El actor anunció la muerte de su compañero de 17 años con un mensaje y convirtió la publicación en un espacio de cariño compartido con amigos y colegas

Fede Bal y Kike, inseparables incluso para dormir: el perro tuvo su lugar a la izquierda del actor durante 17 años

Federico Bal anunció este jueves la muerte de Kike, el perro que lo acompañó durante 17 años, con una extensa publicación en su cuenta de Instagram que superó los 10.000 “Me gusta” en menos de una hora. El actor y conductor lo hizo desde la distancia: estaba de viaje por trabajo cuando su compañero de vida partió.

“Lo que te voy a extrañar tarado”, escribió Bal al inicio del texto, con la misma confianza y complicidad que definió el vínculo que los unió desde que Kike tenía apenas dos meses. La muerte del animal se produjo la noche anterior a la publicación y dejó al actor sin la presencia que, según sus propias palabras, lo acompañó cada noche durante casi dos décadas: “Dormimos juntos todos sus 17 años, siempre tuvo su lugar a mi izquierda”.

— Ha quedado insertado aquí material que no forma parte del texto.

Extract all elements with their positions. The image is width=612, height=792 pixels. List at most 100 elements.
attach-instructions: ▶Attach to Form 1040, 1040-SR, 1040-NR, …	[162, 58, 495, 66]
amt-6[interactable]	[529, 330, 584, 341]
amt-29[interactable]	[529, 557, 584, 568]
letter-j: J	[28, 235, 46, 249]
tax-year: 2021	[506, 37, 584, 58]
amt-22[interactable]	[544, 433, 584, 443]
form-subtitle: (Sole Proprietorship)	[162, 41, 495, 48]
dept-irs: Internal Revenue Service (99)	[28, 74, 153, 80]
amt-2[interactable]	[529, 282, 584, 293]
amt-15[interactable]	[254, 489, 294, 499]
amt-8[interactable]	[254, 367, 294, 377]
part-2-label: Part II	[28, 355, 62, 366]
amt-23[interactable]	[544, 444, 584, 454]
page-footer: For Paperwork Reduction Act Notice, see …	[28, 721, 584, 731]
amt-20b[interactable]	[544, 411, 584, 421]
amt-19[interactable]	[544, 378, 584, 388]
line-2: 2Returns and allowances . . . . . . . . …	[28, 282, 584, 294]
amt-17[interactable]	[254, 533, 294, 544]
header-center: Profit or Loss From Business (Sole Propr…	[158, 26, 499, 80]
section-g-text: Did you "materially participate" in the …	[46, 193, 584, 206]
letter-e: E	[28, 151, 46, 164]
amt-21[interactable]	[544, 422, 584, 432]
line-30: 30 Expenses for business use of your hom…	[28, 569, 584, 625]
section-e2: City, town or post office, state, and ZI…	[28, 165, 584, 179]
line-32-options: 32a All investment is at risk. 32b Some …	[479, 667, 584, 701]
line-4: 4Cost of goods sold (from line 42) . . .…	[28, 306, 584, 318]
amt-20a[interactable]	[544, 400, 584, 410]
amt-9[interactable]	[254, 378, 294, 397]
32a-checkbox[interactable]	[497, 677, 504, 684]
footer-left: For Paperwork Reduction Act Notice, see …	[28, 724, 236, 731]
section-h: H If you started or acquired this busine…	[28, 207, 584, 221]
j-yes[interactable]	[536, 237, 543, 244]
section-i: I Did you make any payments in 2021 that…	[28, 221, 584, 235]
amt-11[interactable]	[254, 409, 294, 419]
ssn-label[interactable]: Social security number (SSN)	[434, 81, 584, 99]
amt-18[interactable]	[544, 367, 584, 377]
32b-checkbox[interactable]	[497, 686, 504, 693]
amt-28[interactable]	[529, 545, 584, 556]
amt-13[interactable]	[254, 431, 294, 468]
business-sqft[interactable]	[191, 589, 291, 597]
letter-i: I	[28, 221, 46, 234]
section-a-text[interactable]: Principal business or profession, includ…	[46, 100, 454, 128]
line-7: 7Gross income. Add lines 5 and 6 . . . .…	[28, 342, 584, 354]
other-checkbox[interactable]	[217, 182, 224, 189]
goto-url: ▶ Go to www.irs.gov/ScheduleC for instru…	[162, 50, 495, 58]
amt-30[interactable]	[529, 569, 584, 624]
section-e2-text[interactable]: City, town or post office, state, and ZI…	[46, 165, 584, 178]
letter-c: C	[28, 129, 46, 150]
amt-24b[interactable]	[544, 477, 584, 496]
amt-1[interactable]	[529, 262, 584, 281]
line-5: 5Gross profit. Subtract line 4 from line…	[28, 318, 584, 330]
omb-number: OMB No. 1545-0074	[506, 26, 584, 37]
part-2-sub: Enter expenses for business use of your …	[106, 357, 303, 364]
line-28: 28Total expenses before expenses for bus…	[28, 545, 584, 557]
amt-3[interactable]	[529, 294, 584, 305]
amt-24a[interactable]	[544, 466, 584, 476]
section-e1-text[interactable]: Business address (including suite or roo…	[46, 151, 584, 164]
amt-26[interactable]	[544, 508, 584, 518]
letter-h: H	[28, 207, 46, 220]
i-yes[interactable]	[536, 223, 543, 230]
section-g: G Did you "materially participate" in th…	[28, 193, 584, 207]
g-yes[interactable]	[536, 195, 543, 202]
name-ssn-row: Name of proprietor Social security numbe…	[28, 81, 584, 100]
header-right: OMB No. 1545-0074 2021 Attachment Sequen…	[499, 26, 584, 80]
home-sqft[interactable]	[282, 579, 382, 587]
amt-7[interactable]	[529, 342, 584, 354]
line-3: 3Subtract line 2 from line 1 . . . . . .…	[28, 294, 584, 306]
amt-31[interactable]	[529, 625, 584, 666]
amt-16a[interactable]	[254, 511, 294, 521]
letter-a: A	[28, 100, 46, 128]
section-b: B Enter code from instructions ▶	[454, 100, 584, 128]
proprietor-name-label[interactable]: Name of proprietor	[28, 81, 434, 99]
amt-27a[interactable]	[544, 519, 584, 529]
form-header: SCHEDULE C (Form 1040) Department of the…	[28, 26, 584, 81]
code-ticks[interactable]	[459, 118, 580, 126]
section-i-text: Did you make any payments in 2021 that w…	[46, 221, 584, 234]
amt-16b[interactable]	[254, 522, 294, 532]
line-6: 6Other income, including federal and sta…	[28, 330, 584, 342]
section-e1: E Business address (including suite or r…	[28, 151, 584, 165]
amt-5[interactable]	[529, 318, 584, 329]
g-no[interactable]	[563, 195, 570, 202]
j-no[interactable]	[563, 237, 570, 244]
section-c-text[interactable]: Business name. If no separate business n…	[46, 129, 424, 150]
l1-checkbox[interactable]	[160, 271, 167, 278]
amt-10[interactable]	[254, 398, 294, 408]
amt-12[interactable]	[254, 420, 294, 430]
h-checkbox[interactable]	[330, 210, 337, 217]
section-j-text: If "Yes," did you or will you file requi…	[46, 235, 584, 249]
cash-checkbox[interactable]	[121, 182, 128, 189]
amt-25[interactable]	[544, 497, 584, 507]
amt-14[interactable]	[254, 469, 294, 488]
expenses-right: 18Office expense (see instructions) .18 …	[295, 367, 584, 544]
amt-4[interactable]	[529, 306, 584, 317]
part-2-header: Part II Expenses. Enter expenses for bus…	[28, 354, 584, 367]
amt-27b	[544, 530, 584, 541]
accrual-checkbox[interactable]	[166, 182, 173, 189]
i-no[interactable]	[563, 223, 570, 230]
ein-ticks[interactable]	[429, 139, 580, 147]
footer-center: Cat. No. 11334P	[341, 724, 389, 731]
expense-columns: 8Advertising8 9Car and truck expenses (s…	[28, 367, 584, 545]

Fede Bal junto a Kike en uno de los últimos retratos que compartió el actor antes de la partida del perro
Fede Bal y Kike, al calor de un fogón en el jardín. Una imagen de los tantos momentos que compartieron

La historia entre ambos comenzó con una elección que el propio Fede describió como inevitable. Fue con un grupo de amigos a buscar un cachorro y, entre 20 o 30 que había disponibles, Kike fue el único que no se le despegó. Desde ese primer encuentro, el vínculo no se interrumpió.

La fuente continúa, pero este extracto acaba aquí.